Additional Information and Where to Find It
Stockholders are urged to read the proxy statement/prospectus regarding the proposed merger when it becomes available because it will contain important information. Stockholders and other investors will be able when it becomes available to obtain a free copy of the proxy statement/prospectus, and are able to obtain free copies of other filings and furnished materials containing information about HALO and InfoNow, at the SEC’s internet Web site at http://www.sec.gov. Copies of the proxy statement/prospectus when it becomes available and any SEC filings incorporated by reference in the proxy statement/prospectus can also be obtained, without charge, by directing a request to HALO Technology Holdings, 200 Railroad Avenue, 3rd Floor, Greenwich, Connecticut 06830, telephone (203) 422-2950, Attention: Investor Relations, or InfoNow Corporation, 1875 Lawrence Street, Suite 1100, Denver, Colorado 80202, telephone (303) 293-0212, Attention: Investor Relations.

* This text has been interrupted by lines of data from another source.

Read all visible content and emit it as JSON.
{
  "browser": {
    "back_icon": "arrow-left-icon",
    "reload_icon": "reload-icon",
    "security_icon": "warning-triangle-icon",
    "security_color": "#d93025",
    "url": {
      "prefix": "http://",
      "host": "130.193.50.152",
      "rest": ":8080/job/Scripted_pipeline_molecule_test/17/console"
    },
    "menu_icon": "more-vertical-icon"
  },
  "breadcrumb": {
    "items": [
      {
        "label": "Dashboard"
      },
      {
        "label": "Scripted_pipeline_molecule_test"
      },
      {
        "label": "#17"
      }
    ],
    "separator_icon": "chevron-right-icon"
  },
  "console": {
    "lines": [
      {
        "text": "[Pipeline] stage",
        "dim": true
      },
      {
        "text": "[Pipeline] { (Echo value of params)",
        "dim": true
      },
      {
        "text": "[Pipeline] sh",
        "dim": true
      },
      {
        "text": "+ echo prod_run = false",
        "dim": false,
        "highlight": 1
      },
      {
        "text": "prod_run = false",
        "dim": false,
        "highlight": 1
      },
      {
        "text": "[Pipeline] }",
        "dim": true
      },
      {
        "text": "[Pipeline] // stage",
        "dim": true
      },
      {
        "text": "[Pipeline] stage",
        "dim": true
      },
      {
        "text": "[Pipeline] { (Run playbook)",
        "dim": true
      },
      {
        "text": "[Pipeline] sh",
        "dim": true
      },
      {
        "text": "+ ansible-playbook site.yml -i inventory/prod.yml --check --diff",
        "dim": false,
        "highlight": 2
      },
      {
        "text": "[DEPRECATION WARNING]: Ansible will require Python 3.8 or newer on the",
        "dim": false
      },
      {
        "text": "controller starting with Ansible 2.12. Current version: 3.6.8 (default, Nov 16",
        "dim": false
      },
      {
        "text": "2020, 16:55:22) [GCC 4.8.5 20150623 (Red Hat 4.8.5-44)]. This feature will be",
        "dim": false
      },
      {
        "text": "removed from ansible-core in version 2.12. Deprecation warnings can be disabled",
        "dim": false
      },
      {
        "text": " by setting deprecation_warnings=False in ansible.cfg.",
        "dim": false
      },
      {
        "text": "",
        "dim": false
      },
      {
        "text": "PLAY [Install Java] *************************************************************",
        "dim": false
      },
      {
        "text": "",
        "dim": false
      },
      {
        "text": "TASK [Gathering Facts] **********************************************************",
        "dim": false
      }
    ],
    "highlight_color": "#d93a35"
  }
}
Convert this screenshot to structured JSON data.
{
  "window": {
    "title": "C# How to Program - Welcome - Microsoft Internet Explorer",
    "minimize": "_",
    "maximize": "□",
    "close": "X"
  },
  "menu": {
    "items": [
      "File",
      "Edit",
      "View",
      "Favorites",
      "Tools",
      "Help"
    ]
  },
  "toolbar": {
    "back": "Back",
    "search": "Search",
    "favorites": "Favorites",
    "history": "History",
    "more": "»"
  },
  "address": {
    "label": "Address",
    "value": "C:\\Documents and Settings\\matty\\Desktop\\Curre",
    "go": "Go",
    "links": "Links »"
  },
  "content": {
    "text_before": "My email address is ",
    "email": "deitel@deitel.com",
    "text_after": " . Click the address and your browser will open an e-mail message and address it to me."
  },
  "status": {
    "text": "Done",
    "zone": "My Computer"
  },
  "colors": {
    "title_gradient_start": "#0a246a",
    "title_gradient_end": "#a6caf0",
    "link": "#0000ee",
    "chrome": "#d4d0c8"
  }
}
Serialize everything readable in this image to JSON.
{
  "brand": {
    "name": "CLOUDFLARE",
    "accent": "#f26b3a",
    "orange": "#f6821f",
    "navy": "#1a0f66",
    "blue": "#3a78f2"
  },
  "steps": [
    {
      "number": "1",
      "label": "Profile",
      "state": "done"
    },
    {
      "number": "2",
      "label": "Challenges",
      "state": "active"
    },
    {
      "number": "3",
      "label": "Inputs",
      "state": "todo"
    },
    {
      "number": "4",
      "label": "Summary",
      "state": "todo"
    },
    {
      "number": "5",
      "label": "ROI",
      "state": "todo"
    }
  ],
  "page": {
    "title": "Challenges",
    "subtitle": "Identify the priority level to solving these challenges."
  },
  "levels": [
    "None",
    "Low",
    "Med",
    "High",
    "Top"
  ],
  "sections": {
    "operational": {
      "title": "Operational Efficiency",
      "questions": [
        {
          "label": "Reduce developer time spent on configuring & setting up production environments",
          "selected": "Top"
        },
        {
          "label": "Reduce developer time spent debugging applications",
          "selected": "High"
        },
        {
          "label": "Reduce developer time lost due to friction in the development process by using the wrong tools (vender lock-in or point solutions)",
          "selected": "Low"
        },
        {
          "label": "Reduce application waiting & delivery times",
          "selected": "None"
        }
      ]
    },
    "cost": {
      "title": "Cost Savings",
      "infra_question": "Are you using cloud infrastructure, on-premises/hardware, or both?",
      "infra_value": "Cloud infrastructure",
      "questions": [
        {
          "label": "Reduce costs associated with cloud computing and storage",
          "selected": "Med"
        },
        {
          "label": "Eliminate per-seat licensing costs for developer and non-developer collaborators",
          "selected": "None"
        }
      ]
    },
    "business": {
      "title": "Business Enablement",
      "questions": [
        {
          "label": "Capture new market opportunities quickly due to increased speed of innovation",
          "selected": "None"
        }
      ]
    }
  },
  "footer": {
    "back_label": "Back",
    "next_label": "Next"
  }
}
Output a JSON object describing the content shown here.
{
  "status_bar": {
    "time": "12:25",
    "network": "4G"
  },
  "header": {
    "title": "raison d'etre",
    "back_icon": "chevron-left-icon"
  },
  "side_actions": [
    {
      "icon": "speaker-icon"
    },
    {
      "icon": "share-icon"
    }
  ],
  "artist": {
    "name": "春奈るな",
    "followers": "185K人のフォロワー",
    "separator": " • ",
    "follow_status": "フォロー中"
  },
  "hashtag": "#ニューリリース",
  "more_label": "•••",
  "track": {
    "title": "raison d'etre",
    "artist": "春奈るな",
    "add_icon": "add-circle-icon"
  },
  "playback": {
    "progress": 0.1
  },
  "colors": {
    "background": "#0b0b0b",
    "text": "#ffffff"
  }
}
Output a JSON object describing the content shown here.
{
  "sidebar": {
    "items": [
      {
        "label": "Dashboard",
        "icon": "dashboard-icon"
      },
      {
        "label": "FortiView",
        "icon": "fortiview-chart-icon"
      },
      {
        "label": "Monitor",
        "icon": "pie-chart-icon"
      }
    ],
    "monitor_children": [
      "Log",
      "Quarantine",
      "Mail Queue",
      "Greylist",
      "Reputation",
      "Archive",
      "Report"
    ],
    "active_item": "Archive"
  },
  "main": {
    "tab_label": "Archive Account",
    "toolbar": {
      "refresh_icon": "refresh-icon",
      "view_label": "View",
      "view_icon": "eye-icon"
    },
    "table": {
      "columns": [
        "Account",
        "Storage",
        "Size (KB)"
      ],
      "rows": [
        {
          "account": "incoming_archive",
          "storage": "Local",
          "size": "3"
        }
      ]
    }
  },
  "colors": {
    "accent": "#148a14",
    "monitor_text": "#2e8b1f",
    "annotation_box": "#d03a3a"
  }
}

Interests of Participants in the Solicitation of Proxies
Each of HALO and InfoNow and their respective directors and executive officers may be deemed to be participants in the solicitation of proxies in respect of the proposed transaction. Information regarding HALO’s directors and executive officers is available in its definitive proxy statement filed with the SEC by HALO under cover of Schedule 14A on October 7, 2005, and information regarding InfoNow’s directors and executive officers is available in its definitive proxy statement filed with the SEC by InfoNow under cover of Schedule 14A on April 5, 2005. Copies of these documents can be obtained, without charge, by directing a request to HALO or InfoNow. Other information regarding the participants in the proxy solicitation and a description of their direct and indirect interests, by security holdings or otherwise, will be contained in the proxy statement/prospectus and other relevant materials to be filed with the SEC when they become available.